Friday, April 12, 2013

So much rural/ag news, so little time to blog

Here are a few rural (really ag) stories of the week that I didn't get time to attend to in a more timely fashion.  Both are out of California.

The first is an NPR follow up to an earlier piece on so-called "ag-gag laws", which were also the topic of this NYTimes story last week. (I wrote this post about that story, and Susan Schneider commented here on the AgLaw Blog.)  Alastair Bland writes for The Salt, NPR's food blog, about a proposed California law that is varyingly seen as good or not so good from the animal rights perspective.
Consider Assembly Bill 343 in California. Introduced in February, this bill would not prohibit a person from seeking employment at a slaughterhouse under false pretenses, which Iowa and several other states have outlawed. Nor would it forbid anyone from using a hidden camera while on the job, which Utah recently made illegal. All that AB 343 would do, in fact, is require that anyone who videotapes or records animal abuse turn over a copy of the evidence to police within 48 hours. 
It sounds like the type of bill that animal welfare groups would welcome — but it isn't. Rather, these groups have branded AB 343 as simply a new, and subtler, attempt to stifle undercover investigations of animal cruelty. 
"The 48-hour time limit is a new twist to stop people from compiling information," says Amanda Hitt of the Government Accountability Project, a Washington, D.C.-based group that helps investigate reports of animal abuses. 
According to Hitt, in order to prove that a serious animal abuse problem is occurring, undercover investigators must gather lengthy documentation. "You can't prove that animal abuse is systemic and recurring through one snapshot or video of an abused cow," she says.
The other recent story I want to highlight is also about California agriculture--or more specifically, aquaculture.  It is this NYTimes piece headlined, "Oyster Farm Caught up in Pipeline Politics."  The alternate headline is more detailed:  "Public Land Battle over Drakes Bay Oyster Draws Unlikely Allies." Norimitsu Onishi writes of the strange bedfellows that have been made as a result of Drakes Bay Oyster Company's pending loss of lease on public land in Point Reyes National Seashore, Marin County, north of San Francisco.  

The Lunny family, who own the Oyster Company, sued to retain their lease after Ken Salazar, as Secretary of the Interior, declined to renew it.  (Note that the the Lunnys bought eight years of a 40-year lease in 2004, knowing it would expire in November, 2012).  A federal court will decide next month whether the Lunny suit can move forward.  

Environmentalists seem generally to oppose the lease, but others support the Lunnys. Those "others" include posh Bay Area restauranteurs like Alice Waters of Chez Panisse.  Patricia Unterman, an owner of the Hayes Street Grill, which specializes in local seafood, endorsed the Lunny's suit, calling their Oyster operation "'such a rare and beautiful use of land and water' in an area with a long history of agriculture."  She called environmental groups' opposition to the oyster farm "very doctrinaire and unnuanced."  

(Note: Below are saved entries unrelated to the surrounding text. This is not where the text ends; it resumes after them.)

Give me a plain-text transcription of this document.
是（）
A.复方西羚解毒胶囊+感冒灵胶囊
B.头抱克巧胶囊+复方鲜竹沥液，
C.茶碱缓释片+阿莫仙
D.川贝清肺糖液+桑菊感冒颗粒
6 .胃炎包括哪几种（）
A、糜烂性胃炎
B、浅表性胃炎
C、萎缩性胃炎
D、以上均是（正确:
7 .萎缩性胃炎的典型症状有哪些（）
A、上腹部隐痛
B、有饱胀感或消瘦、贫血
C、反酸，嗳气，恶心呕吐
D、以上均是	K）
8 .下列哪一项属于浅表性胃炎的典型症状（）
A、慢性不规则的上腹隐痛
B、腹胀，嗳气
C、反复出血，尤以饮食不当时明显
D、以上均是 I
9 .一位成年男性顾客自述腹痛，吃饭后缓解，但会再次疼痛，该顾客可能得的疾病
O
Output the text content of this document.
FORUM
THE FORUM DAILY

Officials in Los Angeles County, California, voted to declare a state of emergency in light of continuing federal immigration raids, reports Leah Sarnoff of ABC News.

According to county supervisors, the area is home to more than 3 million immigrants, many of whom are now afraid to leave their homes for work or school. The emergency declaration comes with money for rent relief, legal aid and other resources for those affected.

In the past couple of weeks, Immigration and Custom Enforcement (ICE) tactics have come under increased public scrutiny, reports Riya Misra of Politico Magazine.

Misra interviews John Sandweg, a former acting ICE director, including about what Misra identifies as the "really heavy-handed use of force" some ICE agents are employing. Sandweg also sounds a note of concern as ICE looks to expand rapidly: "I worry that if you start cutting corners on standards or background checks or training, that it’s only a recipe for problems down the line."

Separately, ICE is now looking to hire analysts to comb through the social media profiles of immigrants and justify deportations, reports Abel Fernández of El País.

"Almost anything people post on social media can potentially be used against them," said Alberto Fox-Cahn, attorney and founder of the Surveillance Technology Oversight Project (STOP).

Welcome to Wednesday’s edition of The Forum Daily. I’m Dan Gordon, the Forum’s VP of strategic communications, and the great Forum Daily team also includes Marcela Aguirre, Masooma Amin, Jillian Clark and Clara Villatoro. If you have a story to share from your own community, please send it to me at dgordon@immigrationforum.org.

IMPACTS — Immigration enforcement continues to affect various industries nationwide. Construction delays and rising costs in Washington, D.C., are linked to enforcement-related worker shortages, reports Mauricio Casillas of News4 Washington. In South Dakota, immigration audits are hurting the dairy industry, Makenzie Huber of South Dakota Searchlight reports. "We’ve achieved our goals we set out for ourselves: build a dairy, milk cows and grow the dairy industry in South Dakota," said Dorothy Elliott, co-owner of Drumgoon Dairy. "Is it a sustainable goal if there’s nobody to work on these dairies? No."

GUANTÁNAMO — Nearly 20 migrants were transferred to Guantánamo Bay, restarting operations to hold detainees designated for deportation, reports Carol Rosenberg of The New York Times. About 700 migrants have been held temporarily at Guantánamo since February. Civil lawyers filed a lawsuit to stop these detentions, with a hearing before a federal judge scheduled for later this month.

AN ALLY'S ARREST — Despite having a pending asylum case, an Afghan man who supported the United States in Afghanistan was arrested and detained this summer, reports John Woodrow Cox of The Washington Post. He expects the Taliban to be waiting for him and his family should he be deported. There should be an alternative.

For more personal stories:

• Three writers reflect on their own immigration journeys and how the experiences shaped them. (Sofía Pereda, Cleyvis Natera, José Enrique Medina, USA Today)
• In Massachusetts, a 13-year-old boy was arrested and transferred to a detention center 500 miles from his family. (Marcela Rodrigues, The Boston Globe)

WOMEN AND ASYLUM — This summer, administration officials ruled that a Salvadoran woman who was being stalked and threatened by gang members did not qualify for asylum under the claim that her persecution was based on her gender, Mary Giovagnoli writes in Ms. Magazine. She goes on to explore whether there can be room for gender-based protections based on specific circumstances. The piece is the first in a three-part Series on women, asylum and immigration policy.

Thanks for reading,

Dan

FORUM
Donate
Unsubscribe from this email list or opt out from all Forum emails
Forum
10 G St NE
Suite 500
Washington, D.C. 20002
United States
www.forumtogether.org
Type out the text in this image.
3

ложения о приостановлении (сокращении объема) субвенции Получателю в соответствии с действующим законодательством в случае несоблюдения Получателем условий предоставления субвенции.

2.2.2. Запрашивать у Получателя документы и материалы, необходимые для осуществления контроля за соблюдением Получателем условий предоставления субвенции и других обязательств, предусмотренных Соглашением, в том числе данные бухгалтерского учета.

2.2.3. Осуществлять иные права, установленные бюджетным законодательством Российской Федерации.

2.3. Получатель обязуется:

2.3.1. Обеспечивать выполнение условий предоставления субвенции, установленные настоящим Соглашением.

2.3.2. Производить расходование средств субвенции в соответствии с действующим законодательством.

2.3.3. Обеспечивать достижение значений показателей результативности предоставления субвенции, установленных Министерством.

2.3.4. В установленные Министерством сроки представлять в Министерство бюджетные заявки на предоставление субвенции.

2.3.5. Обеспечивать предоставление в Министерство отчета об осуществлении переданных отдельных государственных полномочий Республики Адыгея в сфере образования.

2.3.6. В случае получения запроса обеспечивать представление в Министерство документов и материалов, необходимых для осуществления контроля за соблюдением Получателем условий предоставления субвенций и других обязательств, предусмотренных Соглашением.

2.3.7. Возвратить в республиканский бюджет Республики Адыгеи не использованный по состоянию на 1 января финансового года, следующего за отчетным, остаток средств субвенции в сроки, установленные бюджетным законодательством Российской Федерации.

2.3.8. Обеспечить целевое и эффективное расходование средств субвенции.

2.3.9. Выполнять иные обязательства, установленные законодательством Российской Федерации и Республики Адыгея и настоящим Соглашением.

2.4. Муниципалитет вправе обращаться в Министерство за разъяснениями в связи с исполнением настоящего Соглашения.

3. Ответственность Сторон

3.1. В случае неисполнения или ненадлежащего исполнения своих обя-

But here's the really bizarre part:  They Lunny's Drakes Bay Oyster Company has become allied --sorta--with those seeking approval of the Keystone XL pipeline:   
Under the ... Energy Production and Project Delivery Act of 2013, permits for the nearly 2,000-mile Keystone XL pipeline would be expedited, the Arctic National Wildlife Refuge in Alaska would be opened for gas and oil development, more offshore drilling would be allowed – and the oyster farm’s operating permit would be extended for at least 10 years.
Kevin Lunny, one of the owners of the oyster farm, commented:  
Now people are saying we’re connected to right-wing groups, that we’ll have offshore drilling and it’ll be Drakes Bay Oyster’s fault that the Keystone pipeline gets built.  And we’re saying: ‘Where does this come from? Oh, my gosh.’ Other groups that we may or may not agree with have taken up the cause.
* * *
We realize that's not really in our best interest. 
You'll have to read more of the story to get a better sense of how the interests of a small-ish oyster farm and big energy converged, but I'll give you a hint that anti-government, Tea Party-type forces are implicated.

By the way, Onishi refers to the Drakes Bay Oyster Company as a "modest, family-run business," but many readers who commented on the story dispute that characterization, noting that the Lunnys have significant ranching interests in the Point Reyes area.